Data Into Insights (Spring 2021)/Visualization Project

From CommunityData

The Goal

For this project, you will work on creating a visualization of a dataset that is both beautiful and surfaces an insight about the data.

Instructions

Get the data

I have identified a few fairly straightforward datasets that I'd like you to choose from:

Both datasets are designed for easy import into R. To install the penguin data, you just need to run:

install.packages("palmerpenguins")
library(palmerpenguins)

The data will be loaded as a tibble and saved to the variable penguins.

The Star Wars data is even easier to get. When you run library(tidyverse) it will make the data available in a tibble saved to starwars

Explore the data and identify a story

Look through the data. Both of these datasets have descriptions of each of their columns (in ?penguins and ?starwars, respectively). Once you understand the dataset you want to work with consider different ways of displaying or summarizing the data. Consider what story could be told through different ways of visualizing the data and think carefully about a story that you want to tell.

Then, make a plan for how you want to tell that story. At this point, it may be helpful to make a sketch of what you want the visualization to look like.

Create a visualization

Using ggplot, create a visualization. Then, consider the principles of CRAP and Kieran Healy's principles for visualization and identify one way that the visualization could be improved (e.g., through changing the colors, the labels, or the axes). Make that improvement.

Then, take this new version and see if you can see ways that it can be improved. Keep iterating until you have built something that you are proud of.

Write a memo

I want you to do this whole process in an R Markdown file. At each step, explain the decisions that you are making and why you are making them.
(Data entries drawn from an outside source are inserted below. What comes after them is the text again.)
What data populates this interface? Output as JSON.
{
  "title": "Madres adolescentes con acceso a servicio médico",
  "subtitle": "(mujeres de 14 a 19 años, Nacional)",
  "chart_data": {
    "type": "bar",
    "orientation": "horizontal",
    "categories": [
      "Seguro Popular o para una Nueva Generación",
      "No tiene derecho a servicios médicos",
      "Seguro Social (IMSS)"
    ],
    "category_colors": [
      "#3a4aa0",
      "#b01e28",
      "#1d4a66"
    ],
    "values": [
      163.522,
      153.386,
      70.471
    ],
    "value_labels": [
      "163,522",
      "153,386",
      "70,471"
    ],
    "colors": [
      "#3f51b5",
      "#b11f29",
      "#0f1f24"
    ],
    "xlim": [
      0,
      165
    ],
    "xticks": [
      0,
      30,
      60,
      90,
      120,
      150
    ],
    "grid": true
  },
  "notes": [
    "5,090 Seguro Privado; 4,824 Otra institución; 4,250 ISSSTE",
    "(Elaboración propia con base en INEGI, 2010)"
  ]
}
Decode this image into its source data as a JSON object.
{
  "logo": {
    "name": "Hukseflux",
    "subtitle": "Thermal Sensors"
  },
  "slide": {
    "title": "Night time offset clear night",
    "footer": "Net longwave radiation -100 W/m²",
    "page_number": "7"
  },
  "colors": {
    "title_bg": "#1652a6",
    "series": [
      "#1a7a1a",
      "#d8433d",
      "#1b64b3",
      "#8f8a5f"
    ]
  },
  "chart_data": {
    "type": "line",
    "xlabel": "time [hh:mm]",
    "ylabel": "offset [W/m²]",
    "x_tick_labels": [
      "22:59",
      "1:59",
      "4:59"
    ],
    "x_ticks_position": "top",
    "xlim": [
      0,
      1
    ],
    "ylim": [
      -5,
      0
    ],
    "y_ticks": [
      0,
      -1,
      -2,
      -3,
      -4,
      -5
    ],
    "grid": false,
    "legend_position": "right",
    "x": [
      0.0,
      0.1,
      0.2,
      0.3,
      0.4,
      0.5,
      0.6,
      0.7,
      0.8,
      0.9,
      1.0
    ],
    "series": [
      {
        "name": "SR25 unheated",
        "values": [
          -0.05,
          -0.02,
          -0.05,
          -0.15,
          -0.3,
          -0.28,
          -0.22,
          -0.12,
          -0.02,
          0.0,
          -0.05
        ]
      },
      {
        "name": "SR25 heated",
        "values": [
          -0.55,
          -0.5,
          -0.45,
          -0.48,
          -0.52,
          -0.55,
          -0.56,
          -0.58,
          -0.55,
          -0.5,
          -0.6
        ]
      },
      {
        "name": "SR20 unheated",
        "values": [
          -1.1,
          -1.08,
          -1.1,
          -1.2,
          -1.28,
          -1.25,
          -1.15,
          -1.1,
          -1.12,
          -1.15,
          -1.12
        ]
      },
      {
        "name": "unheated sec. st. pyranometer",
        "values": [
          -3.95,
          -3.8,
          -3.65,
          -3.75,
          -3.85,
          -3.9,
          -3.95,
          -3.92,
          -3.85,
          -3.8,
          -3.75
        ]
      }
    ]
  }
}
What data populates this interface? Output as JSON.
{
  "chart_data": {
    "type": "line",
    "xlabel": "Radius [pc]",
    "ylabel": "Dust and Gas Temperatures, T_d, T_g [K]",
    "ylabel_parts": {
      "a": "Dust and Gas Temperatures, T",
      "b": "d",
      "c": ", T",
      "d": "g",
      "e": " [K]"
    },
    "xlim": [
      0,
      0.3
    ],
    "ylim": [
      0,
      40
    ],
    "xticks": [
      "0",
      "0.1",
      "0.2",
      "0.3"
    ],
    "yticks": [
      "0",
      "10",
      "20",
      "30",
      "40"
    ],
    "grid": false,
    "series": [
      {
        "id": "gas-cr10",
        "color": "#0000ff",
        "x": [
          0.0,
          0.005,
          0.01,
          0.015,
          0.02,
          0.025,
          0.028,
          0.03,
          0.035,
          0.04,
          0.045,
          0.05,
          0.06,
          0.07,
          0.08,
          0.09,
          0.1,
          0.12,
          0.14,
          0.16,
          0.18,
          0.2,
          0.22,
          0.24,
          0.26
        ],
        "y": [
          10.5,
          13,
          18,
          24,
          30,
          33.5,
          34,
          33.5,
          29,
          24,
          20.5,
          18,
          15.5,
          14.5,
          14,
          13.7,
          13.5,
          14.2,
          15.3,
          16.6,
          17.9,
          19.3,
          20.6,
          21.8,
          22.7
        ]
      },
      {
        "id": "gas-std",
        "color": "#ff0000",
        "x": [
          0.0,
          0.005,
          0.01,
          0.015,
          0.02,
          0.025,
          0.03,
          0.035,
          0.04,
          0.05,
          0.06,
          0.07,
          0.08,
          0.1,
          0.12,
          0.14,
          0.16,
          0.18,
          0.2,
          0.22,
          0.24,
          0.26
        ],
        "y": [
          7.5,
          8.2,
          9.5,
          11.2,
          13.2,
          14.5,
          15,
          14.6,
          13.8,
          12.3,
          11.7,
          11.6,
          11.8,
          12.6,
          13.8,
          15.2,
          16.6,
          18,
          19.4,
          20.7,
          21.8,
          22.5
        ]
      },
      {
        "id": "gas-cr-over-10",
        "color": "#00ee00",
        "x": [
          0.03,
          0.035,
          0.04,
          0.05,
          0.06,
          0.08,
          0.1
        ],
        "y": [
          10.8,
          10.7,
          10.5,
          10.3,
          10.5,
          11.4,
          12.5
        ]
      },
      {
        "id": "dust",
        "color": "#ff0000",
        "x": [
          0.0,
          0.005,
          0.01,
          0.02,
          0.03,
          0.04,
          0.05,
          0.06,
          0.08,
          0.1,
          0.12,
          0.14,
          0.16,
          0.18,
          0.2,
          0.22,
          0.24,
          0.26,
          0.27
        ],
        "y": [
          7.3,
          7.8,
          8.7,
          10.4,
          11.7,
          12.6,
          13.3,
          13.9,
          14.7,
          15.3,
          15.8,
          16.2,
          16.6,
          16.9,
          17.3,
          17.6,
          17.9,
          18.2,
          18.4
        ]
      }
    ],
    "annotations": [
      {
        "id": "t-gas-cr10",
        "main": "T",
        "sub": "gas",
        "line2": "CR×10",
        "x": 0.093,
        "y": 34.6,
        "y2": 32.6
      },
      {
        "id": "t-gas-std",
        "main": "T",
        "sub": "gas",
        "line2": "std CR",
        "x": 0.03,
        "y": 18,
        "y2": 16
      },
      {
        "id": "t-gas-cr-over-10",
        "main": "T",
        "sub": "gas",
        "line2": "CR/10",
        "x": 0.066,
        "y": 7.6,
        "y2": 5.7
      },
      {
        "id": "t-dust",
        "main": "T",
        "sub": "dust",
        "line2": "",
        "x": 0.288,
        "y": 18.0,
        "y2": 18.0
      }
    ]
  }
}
Ideally, you will have a document that captures your process of creating and refining a visualization, along with how you decided to take each step. Then, at the end I want you to summarize what you did in a few paragraphs, focused on the following questions:

  • What is the story that your visualization is telling?
  • How did you apply the principles from the class to improve your visualization? Cite specific examples.

Submit

Knit your file into an HTML or Doc file and submit it on Brightspace.


Sample Code

Here are very simple examples of loading each dataframe and creating a simple, ugly visualization. I expect you to build much more beautiful and insightful visualizations but hopefully these get you pointed in the right direction.

# install.packages('palmerpenguins') ## Only need to run this once
library(palmerpenguins)

penguins %>%
  group_by(year) %>%
  summarize(mean_body_mass = mean(body_mass_g, na.rm = T))%>%
  ggplot() +
  geom_line(aes(x=year, y = mean_body_mass))
 

library(tidyverse)

starwars %>%
  ggplot(aes(color = gender, y = height)) +
  geom_boxplot()


Getting Help

I hope that you help each other to troubleshoot and find bugs. I want each person to come up with their own visualization and to make their own decisions about how to improve it, but feel free to reach out to each other (including on the #homework-help channel on Discord) as you run into roadblocks.